IaaS Infrastructure as a Service is described by NIST as follows: The capability provided to the consumer is to provision processing, storage, networks, and other fundamental computing resources where the consumer is able to deploy and run arbitrary software, which can include operating systems and applications. The consumer does not manage or control the underlying cloud infrastructure but has control over operating systems, storage, deployed applications; and possibly limited control of select networking components (e.g., host firewalls). Infrastructure as a Service offers the customer the most flexibility of any of the e-service models. IaaS offers complete control over the base offerings, such as storage and networking and, more importantly, software and applications. The cloud consumer purchases a basic computing hardware platform and can build their solutions on top of that.

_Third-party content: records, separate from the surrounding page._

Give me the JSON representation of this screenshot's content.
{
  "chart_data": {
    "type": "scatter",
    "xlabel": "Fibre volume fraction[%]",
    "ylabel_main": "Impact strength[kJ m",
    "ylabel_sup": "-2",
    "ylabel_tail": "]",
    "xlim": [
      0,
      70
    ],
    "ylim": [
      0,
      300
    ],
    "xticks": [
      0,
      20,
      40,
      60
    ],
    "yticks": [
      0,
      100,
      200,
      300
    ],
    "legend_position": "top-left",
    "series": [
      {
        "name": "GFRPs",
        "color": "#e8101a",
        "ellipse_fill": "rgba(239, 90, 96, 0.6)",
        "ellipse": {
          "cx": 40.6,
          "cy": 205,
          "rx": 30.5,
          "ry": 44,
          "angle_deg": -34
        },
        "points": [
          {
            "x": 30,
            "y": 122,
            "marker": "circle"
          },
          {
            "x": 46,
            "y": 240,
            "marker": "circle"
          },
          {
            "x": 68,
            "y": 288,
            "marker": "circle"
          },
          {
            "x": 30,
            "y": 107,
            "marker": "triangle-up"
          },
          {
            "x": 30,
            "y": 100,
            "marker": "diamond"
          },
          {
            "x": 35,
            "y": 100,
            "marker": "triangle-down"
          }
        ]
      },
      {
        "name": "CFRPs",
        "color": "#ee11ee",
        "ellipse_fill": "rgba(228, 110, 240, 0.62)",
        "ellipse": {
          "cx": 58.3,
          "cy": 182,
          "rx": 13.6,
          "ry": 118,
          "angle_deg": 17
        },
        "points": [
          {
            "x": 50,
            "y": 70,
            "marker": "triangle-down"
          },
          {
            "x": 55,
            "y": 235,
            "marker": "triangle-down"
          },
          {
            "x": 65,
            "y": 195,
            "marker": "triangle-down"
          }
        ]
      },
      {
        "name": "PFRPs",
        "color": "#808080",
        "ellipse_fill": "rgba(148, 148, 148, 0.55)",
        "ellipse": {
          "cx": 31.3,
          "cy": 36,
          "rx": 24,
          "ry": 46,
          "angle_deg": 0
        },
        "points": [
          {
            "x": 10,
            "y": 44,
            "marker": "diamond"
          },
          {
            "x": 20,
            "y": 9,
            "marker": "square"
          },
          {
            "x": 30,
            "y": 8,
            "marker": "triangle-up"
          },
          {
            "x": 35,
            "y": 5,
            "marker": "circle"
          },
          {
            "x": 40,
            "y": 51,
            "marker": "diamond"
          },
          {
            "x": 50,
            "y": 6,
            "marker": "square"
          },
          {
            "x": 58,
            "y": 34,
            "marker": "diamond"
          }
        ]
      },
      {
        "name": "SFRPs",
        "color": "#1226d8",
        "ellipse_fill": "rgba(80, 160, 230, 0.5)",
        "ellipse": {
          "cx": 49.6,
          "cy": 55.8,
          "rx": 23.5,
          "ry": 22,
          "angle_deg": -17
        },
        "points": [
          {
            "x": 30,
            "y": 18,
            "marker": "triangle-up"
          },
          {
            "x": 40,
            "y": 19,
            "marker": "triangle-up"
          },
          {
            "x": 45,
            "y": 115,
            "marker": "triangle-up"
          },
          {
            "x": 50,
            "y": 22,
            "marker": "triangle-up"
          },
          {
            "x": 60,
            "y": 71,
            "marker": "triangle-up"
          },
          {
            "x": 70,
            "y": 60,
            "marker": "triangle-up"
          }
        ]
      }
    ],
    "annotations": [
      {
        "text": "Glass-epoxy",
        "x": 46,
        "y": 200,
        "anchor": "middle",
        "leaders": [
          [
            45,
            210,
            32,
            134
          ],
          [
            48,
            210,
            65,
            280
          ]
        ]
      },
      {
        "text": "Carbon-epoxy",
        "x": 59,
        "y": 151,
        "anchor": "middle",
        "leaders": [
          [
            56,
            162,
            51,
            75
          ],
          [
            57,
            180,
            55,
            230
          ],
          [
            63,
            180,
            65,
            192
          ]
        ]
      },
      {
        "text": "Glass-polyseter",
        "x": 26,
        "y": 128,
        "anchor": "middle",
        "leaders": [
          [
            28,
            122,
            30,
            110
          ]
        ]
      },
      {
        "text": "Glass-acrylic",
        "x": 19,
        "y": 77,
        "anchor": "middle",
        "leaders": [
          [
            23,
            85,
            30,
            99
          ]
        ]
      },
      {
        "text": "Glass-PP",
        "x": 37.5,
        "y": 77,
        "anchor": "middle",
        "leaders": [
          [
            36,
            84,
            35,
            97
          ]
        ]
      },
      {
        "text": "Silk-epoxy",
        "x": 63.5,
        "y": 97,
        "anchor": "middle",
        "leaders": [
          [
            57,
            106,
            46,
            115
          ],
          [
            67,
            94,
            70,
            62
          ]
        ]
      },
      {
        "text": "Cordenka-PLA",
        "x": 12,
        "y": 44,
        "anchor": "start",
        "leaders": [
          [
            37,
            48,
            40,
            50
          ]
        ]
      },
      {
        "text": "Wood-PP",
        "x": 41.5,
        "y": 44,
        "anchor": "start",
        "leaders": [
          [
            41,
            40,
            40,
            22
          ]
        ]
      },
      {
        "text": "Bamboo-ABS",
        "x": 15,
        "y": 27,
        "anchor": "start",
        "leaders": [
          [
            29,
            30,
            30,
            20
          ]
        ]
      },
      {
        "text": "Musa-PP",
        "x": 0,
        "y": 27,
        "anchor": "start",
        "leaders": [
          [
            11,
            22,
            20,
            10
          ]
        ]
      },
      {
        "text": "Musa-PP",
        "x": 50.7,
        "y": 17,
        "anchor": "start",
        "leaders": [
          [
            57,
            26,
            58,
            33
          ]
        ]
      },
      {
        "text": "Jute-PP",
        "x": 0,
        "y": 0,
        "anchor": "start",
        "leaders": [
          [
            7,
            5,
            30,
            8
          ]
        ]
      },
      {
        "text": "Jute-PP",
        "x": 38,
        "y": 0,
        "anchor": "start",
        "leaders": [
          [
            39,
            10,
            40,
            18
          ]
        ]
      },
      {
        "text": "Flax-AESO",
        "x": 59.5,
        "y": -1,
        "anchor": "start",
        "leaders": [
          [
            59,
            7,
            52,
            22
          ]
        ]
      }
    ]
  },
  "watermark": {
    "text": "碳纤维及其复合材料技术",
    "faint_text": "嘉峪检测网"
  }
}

IaaS allows the company’s datacenter equipment to be replaced by the cloud equivalent but retains the ability to build software infrastructure on top of the hardware as can be done in a private datacenter.

PaaS

Using NIST as the standard reference for cloud definitions, we learn that Platform as a Service is The capability provided to the consumer is to deploy onto the cloud infrastructure consumer-created or -acquired applications created using programming languages and tools supported by the provider. The consumer does not manage or control the underlying cloud infrastructure including network, servers, operating systems, or storage, but has control over the deployed applications and possibly application hosting environment configurations. Platform as a Service offers the compute and operating systems as a service and allows customers to install their applications on the Cloud platform. The cloud provider takes responsibility up to the operating system level, including all hardware and OS software. The consumer can deploy their applications quickly without having to purchase and install their own servers and associated equipment. This allows for rapid deployment of applications.

References
Montgomery, T. (2016). CompTIA cloud study guide: Exam CV0-001. Indianapolis, IN: John Wiley & Sons. ISBN 978-1119243229

Prompt

For this assignment, select one of these three core services and use an online research library such as EBSCOhost, Proquest, or Google Scholar to research information about it. In a 3 page APA-formatted paper, address the following three components: What is the service and how does it work? How is it used by individuals and businesses? How does the service support client mobility?

Write your paper using the APA template provided in the course, and include in-text headings for each of these three questions. Include an introduction and a conclusion in your paper, as well as the cover page, running head, page numbers, in-text citations for your researched sources, and a final references page.